In consequence, UnitedHealth introduced its temporary funding assistance program to help providers in need of support. The corporate said the $3.3 billion in advances is not going to need to be repaid until claims flows return to normal. Federal agencies just like the Centers for Medicare & Medicaid Services have introduced additional options to be certain that states and other stakeholders could make interim payments to providers, according to a release.
UnitedHealth has been working to restore Change Healthcare’s systems in recent weeks, and it expects some disruptions will proceed into April, according to its website.
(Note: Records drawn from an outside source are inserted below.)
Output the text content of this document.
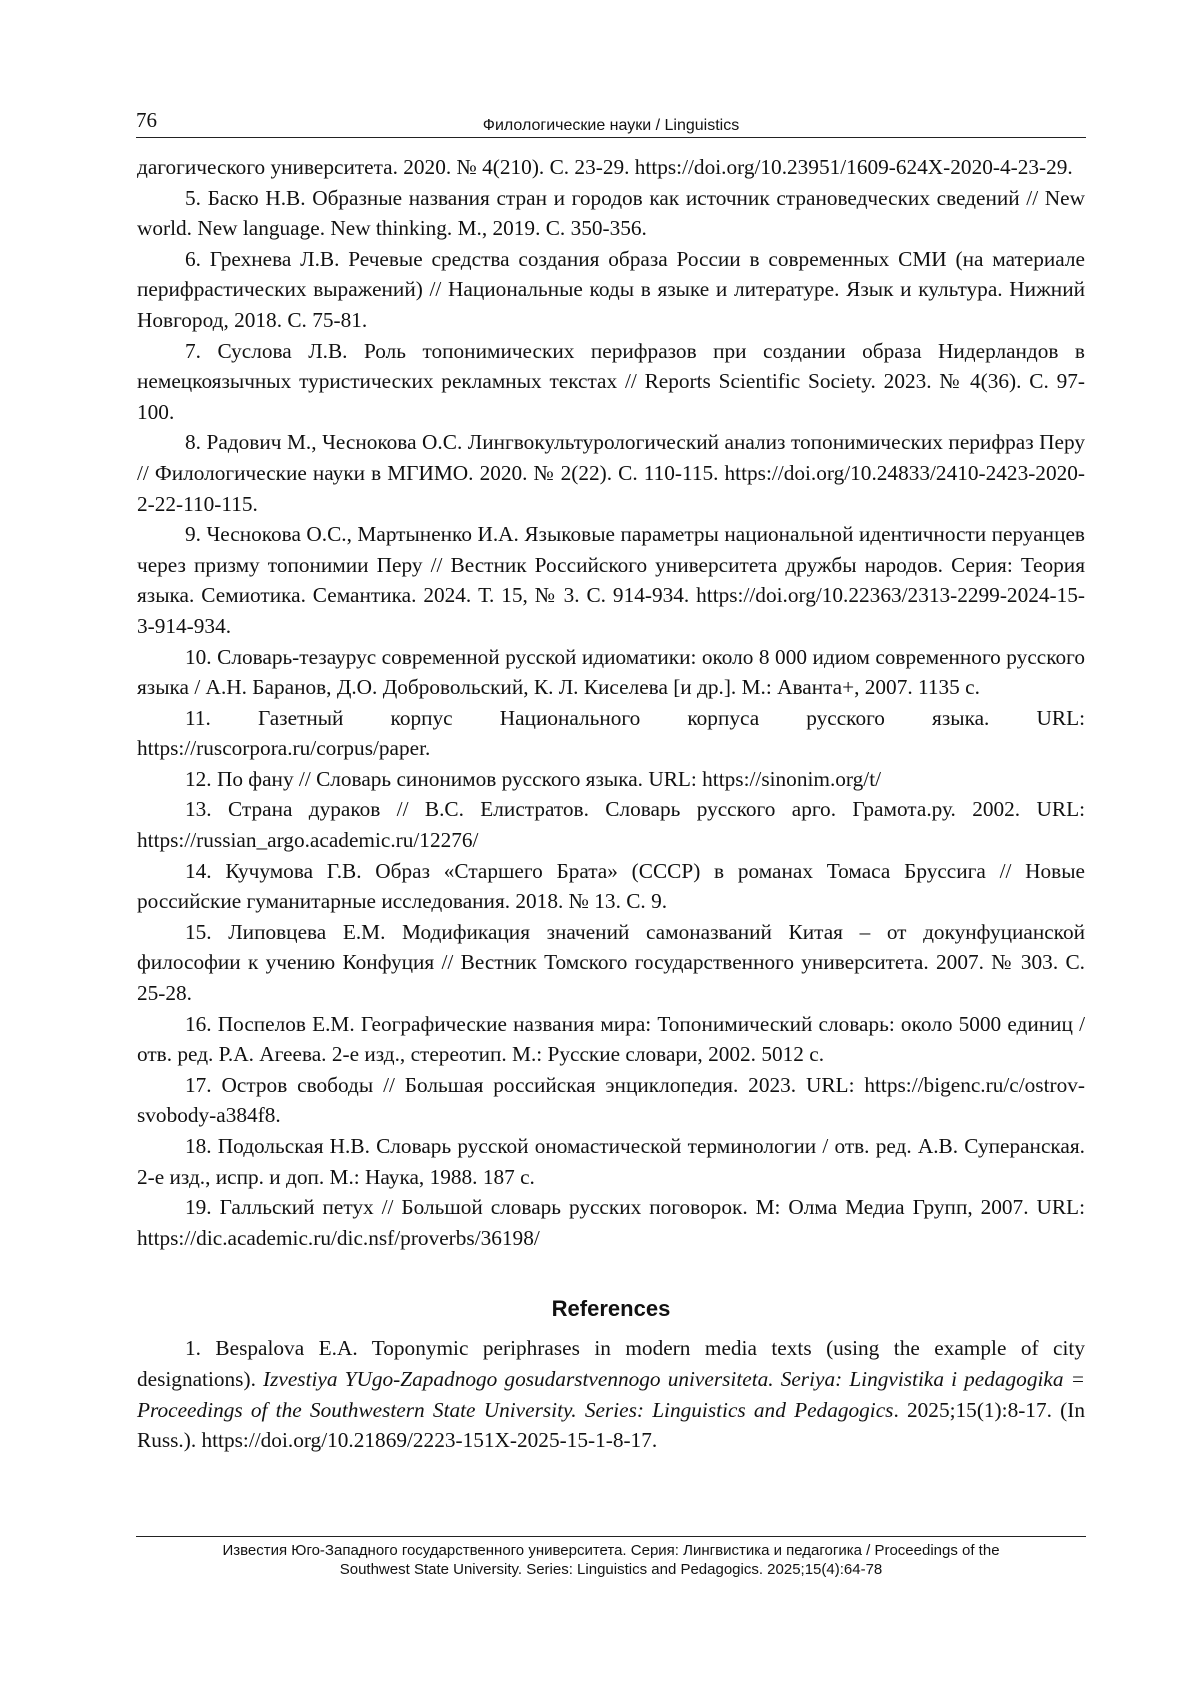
76	Филологические науки / Linguistics

дагогического университета. 2020. № 4(210). С. 23-29. https://doi.org/10.23951/1609-624X-2020-4-23-29.

5. Баско Н.В. Образные названия стран и городов как источник страноведческих сведений // New world. New language. New thinking. М., 2019. С. 350-356.

6. Грехнева Л.В. Речевые средства создания образа России в современных СМИ (на материале перифрастических выражений) // Национальные коды в языке и литературе. Язык и культура. Нижний Новгород, 2018. С. 75-81.

7. Суслова Л.В. Роль топонимических перифразов при создании образа Нидерландов в немецкоязычных туристических рекламных текстах // Reports Scientific Society. 2023. № 4(36). С. 97-100.

8. Радович М., Чеснокова О.С. Лингвокультурологический анализ топонимических перифраз Перу // Филологические науки в МГИМО. 2020. № 2(22). С. 110-115. https://doi.org/10.24833/2410-2423-2020-2-22-110-115.

9. Чеснокова О.С., Мартыненко И.А. Языковые параметры национальной идентичности перуанцев через призму топонимии Перу // Вестник Российского университета дружбы народов. Серия: Теория языка. Семиотика. Семантика. 2024. Т. 15, № 3. С. 914-934. https://doi.org/10.22363/2313-2299-2024-15-3-914-934.

10. Словарь-тезаурус современной русской идиоматики: около 8 000 идиом современного русского языка / А.Н. Баранов, Д.О. Добровольский, К. Л. Киселева [и др.]. М.: Аванта+, 2007. 1135 с.

11. Газетный корпус Национального корпуса русского языка. URL: https://ruscorpora.ru/corpus/paper.

12. По фану // Словарь синонимов русского языка. URL: https://sinonim.org/t/

13. Страна дураков // В.С. Елистратов. Словарь русского арго. Грамота.ру. 2002. URL: https://russian_argo.academic.ru/12276/

14. Кучумова Г.В. Образ «Старшего Брата» (СССР) в романах Томаса Бруссига // Новые российские гуманитарные исследования. 2018. № 13. С. 9.

15. Липовцева Е.М. Модификация значений самоназваний Китая – от докунфуцианской философии к учению Конфуция // Вестник Томского государственного университета. 2007. № 303. С. 25-28.

16. Поспелов Е.М. Географические названия мира: Топонимический словарь: около 5000 единиц / отв. ред. Р.А. Агеева. 2-е изд., стереотип. М.: Русские словари, 2002. 5012 с.

17. Остров свободы // Большая российская энциклопедия. 2023. URL: https://bigenc.ru/c/ostrov-svobody-a384f8.

18. Подольская Н.В. Словарь русской ономастической терминологии / отв. ред. А.В. Суперанская. 2-е изд., испр. и доп. М.: Наука, 1988. 187 с.

19. Галльский петух // Большой словарь русских поговорок. М: Олма Медиа Групп, 2007. URL: https://dic.academic.ru/dic.nsf/proverbs/36198/

References

1. Bespalova E.A. Toponymic periphrases in modern media texts (using the example of city designations). Izvestiya YUgo-Zapadnogo gosudarstvennogo universiteta. Seriya: Lingvistika i pedagogika = Proceedings of the Southwestern State University. Series: Linguistics and Pedagogics. 2025;15(1):8-17. (In Russ.). https://doi.org/10.21869/2223-151X-2025-15-1-8-17.

Известия Юго-Западного государственного университета. Серия: Лингвистика и педагогика / Proceedings of the
Southwest State University. Series: Linguistics and Pedagogics. 2025;15(4):64-78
The corporate began processing a backlog of greater than $14 billion in claims on Friday, and on Wednesday said, “claims have begun to flow.”
Shares of UnitedHealth have fallen greater than 6% since the attack was disclosed.
Late last month, the corporate said the ransomware group Blackcat is behind the attack. Blackcat, also called Noberus and ALPHV, steals sensitive data from institutions and threatens to publish it unless a ransom is paid, according to a December release from the U.S. Department of Justice.
The Department of State on Wednesday announced it’s offering a reward of up to $10 million for information that would help discover or locate cyber actors linked to Blackcat.
UnitedHealth said Wednesday that it’s “still determining the content of the information that was taken by the threat actor.” The corporate said a “leading vendor” is analyzing the affected data. United Health is working closely with law enforcement and third parties like Palo Alto Networks and Google’s Mandiant to assess the attack.
“We proceed to be vigilant, and to date haven’t seen evidence of any data having been published on the net,” UnitedHealth said. “And we’re committed to providing appropriate support to people whose data is found to have been compromised.”
Rep. Jamie Raskin, D-Md., rating member of the House Committee on Oversight and Accountability, wrote a letter to UnitedHealth CEO Andrew Witty on Monday requesting information in regards to the “scope and extent” of the breach.
Raskin asked Witty for details about when Change Healthcare notified its clients in regards to the breach, what specific infrastructure and knowledge was targeted and what cybersecurity procedures the corporate has in place. The committee requested written responses “no later” than April 8.
“Given your organization’s dominant position within the nation’s health care and medical health insurance industry, Change Healthcare’s prolonged outage in consequence of the cyberattack has already had ‘significant and far-reaching’ consequences,” Raskin wrote.
The Biden administration also launched an investigation into UnitedHealth earlier this month due to the “unprecedented magnitude of the cyberattack,” according to a press release.